Kamery już pilnują ulice
Od końca lipca działa w Sulechowie monitoring. Stare, popsute, analogowe kamery zostały zastąpione przez urządzenia cyfrowe.
To powrót do monitoringu najbardziej niebezpiecznych ulic. Pierwsze, analogowe kamery były zamontowane w Sulechowie w 2005 r. - One pracowały przez kilka lat - mówi Krzysztof Sadowski, komendant straży miejskiej w Sulechowie. - Jednak często się psuły. Myśmy je naprawiali, jednak wystarczało to na miesiąc, dwa. Później ponownie odmawiały posłuszeństwa. Dwa lata temu kamery całkowicie się popsuły. Dlatego miasto postanowiło postawić na nowy, cyfrowy system.
Z końcem lipca rozpoczęły pracę 4 kamery cyfrowe, 3 zamontowane na ratuszu i 1 na pl. Piłsudskiego. Obraz z kamer dociera do siedziby straży miejskiej.

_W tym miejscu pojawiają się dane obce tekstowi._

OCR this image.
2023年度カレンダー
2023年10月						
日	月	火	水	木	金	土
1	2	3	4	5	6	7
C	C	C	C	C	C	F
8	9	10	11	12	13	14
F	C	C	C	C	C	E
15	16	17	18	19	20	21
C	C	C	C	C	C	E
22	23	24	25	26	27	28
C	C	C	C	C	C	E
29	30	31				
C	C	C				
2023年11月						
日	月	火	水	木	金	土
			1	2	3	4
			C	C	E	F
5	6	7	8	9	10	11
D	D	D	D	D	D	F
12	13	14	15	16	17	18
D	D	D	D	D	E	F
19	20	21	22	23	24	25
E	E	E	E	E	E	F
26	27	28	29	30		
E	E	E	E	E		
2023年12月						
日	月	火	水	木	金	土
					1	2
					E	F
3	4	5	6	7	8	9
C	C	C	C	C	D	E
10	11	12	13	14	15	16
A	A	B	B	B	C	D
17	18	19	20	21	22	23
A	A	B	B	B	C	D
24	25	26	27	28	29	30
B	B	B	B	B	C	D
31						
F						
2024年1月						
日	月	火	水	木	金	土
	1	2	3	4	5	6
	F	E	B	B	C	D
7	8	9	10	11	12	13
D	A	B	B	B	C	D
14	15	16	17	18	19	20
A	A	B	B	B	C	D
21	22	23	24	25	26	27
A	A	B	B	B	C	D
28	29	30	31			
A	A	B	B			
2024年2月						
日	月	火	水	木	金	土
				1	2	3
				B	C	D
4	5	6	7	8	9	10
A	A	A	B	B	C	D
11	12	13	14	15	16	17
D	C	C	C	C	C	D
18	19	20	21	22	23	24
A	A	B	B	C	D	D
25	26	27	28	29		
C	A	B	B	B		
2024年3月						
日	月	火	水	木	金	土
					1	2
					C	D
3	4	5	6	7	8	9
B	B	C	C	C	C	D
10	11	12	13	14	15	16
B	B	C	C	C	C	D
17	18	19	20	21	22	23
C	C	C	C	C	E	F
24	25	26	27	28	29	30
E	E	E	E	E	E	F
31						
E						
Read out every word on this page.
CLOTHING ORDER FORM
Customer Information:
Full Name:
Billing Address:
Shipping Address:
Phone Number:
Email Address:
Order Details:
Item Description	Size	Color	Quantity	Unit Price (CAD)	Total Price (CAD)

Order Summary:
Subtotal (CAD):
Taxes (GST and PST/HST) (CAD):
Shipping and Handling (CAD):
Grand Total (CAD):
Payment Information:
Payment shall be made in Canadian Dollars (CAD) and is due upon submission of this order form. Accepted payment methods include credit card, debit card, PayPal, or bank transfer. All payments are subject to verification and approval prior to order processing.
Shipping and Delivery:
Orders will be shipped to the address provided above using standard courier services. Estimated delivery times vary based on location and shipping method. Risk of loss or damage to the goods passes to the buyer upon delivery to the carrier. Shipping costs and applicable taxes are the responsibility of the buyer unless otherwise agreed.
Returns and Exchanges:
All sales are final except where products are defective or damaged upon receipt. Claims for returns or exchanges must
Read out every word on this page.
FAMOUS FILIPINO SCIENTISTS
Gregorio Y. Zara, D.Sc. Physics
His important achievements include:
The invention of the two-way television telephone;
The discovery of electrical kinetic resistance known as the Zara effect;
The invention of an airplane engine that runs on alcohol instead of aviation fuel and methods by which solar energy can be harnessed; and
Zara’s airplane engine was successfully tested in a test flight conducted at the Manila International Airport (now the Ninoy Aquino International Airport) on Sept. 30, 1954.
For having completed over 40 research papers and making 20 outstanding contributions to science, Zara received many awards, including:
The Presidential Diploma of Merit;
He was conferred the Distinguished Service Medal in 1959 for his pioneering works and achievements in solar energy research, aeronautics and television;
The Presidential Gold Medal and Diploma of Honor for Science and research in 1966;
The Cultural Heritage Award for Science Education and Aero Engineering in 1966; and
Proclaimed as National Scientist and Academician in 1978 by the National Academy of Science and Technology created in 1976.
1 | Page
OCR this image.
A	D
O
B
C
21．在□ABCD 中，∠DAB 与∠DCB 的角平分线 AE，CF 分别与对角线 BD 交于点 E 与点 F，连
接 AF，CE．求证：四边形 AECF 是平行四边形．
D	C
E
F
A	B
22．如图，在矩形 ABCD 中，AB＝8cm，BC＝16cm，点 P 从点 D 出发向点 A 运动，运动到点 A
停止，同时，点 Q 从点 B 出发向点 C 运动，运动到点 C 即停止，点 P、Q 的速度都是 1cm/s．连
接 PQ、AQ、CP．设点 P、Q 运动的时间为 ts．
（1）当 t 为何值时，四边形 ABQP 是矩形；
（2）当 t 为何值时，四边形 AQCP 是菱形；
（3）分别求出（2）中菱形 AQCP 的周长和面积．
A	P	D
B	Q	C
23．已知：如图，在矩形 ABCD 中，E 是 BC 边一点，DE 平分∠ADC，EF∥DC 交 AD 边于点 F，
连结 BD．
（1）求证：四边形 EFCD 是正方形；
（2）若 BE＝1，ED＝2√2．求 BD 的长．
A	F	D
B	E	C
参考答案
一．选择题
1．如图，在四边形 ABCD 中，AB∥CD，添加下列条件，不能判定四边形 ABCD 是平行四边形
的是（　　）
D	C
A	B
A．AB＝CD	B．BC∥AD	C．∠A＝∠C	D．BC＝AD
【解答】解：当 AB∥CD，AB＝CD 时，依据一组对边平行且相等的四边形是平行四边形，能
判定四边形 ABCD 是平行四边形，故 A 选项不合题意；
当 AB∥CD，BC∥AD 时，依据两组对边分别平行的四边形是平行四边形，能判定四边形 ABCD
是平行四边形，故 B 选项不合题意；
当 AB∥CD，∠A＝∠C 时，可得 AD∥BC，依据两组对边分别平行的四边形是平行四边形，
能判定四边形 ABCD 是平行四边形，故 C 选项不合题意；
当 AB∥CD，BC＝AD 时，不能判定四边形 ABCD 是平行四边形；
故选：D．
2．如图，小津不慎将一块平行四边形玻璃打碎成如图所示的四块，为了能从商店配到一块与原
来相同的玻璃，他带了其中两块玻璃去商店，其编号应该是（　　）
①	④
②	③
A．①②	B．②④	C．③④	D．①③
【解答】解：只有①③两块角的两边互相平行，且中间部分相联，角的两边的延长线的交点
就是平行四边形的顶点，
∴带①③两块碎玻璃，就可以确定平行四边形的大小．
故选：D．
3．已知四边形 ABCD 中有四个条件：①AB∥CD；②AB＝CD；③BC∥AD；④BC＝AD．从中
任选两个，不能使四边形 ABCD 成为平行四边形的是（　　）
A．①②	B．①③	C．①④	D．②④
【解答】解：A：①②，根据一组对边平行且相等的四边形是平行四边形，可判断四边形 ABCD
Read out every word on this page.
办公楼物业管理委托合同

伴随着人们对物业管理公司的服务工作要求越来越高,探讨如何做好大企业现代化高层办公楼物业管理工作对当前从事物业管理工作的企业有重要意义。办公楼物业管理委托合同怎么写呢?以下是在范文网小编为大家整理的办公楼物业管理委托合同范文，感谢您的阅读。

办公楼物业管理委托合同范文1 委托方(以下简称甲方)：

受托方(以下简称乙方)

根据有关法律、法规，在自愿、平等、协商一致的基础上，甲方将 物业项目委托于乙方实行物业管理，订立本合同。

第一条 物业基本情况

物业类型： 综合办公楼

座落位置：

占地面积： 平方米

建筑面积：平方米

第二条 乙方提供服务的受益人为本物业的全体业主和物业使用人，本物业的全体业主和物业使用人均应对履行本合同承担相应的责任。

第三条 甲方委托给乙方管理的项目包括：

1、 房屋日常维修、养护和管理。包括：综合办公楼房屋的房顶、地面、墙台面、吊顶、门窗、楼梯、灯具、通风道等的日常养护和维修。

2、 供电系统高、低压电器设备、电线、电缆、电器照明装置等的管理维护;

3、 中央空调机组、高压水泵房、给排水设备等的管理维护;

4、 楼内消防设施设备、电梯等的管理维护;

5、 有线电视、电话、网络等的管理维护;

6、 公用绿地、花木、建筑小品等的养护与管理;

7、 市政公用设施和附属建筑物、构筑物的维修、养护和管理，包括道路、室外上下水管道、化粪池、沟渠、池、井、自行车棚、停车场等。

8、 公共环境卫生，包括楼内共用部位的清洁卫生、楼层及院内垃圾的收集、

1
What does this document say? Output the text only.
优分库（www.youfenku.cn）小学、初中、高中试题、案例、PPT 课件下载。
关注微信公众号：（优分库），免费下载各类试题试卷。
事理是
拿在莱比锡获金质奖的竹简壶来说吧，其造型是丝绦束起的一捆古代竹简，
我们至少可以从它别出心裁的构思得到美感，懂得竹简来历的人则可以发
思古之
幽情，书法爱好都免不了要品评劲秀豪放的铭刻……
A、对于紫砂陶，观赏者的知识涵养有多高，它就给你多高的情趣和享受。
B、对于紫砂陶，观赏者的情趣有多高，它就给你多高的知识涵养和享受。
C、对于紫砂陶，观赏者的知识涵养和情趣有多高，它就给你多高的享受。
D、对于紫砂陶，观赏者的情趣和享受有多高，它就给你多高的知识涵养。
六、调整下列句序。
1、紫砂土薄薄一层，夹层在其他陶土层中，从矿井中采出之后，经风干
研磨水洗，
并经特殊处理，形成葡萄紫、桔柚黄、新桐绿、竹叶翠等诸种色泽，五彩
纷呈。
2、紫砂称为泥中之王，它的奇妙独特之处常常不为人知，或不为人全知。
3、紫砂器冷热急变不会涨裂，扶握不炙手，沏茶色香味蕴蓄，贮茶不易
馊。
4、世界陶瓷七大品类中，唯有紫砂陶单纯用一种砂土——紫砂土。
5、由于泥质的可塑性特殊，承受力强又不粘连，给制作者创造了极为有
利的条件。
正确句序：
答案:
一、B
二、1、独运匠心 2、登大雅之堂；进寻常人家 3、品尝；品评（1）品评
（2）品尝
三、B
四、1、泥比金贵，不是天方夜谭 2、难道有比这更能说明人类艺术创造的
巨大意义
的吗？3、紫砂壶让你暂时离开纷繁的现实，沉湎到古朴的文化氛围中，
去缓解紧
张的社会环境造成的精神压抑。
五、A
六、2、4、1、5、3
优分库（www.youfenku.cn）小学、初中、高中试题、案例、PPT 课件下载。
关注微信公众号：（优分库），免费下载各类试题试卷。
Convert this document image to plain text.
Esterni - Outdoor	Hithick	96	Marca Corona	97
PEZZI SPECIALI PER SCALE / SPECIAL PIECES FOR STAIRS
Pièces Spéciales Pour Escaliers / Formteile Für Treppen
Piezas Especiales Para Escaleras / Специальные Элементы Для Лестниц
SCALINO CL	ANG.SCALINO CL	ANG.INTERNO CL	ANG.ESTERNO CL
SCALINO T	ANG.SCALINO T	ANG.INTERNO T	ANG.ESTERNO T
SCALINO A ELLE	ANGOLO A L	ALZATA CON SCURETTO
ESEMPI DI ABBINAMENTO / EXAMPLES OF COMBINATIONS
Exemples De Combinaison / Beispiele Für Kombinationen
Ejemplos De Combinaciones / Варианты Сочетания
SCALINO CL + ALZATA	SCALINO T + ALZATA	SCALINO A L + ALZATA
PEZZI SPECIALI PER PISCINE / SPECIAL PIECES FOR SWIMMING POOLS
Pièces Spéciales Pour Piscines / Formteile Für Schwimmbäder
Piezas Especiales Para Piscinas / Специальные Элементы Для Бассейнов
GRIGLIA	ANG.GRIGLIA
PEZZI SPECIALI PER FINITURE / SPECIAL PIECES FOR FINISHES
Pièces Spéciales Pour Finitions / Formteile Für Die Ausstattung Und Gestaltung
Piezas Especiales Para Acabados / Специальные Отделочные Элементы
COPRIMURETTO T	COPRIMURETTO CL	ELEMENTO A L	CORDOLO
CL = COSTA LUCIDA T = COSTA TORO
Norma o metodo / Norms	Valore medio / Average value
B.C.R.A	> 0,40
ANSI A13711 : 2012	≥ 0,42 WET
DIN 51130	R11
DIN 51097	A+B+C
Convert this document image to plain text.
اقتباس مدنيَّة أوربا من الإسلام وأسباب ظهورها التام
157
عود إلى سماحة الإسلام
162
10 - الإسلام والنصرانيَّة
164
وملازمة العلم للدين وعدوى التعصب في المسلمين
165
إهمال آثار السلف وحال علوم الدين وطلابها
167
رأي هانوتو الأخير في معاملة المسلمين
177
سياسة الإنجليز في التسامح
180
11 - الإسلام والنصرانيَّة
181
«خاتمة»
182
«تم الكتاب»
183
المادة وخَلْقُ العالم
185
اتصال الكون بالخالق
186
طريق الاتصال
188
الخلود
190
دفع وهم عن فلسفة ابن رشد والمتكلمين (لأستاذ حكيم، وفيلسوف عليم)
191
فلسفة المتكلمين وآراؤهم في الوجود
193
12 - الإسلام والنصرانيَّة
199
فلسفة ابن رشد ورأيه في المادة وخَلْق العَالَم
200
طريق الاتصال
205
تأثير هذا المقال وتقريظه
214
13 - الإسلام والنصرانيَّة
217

A w przyszłym miesiącu podgląd będzie miała też i policja. Cały nowy zestaw kosztował gminę 20 tys. zł. - Chcemy, żeby co roku montować kolejne kamery, rozbudowywać system - mówi K. Sadowski. - Dobrze, gdyby przybywało ich co roku choć dwie.
Obraz z monitorów jest rejestrowany przez całą dobę. Za dnia jeden ze strażników miejskich dyżuruje przy ekranie monitoringu i sprawdza zapisane obrazy z minionej nocy. Co ważna obraz z kamer jest na tyle dokładny, że potrafi odczytać numery rejestracyjne aut z bardzo dużej odległości. Gdzie zostaną zamontowane kolejne kamery monitoringu? Policja ma wykaz kilkunastu miejsc w Sulechowie, gdzie najczęściej dochodzi do przekroczenia prawa. Jest to m.in. Park Kościuszki i cmentarz komunalny. To tam zamontowane zostaną cyfrowe kamery w następnych latach.
Sulechów tym samym rozwiązał problem, z którym boryka się też Zielona Góra, w której już 3 lata temu zapowiadano wprowadzenie cyfrowego monitoringu. Wartość inwestycji wyceniano wtedy na 36 mln zł. Niestety do dziś się nic nie zmieniło. Kamery w Zielonej Górze nie dość, że są stare, to jeszcze w większości nie nagrywają wyraźnego obrazu lub są całkowicie zepsute.
Zapis z niektórych jest policjantom pomocny jedynie przy ustalaniu winnych kraks czy wypadków na niektórych skrzyżowaniach lub rondach. I tyle. Nocą nie strzegą miasta, bo obraz z nich jest fatalnej jakości. W dodatku sprzęt jest już również wysłużony. A plany były ambitne. Przewidywały montaż w całym mieście 50 kamer. Dziś wiadomo, że nie ma na to szans, bo Unia Europejska nie da na to pieniędzy. Później pojawił się nowy, znacznie skromniejszy projekt zakładający objęcie monitoringiem na początku tylko starówki.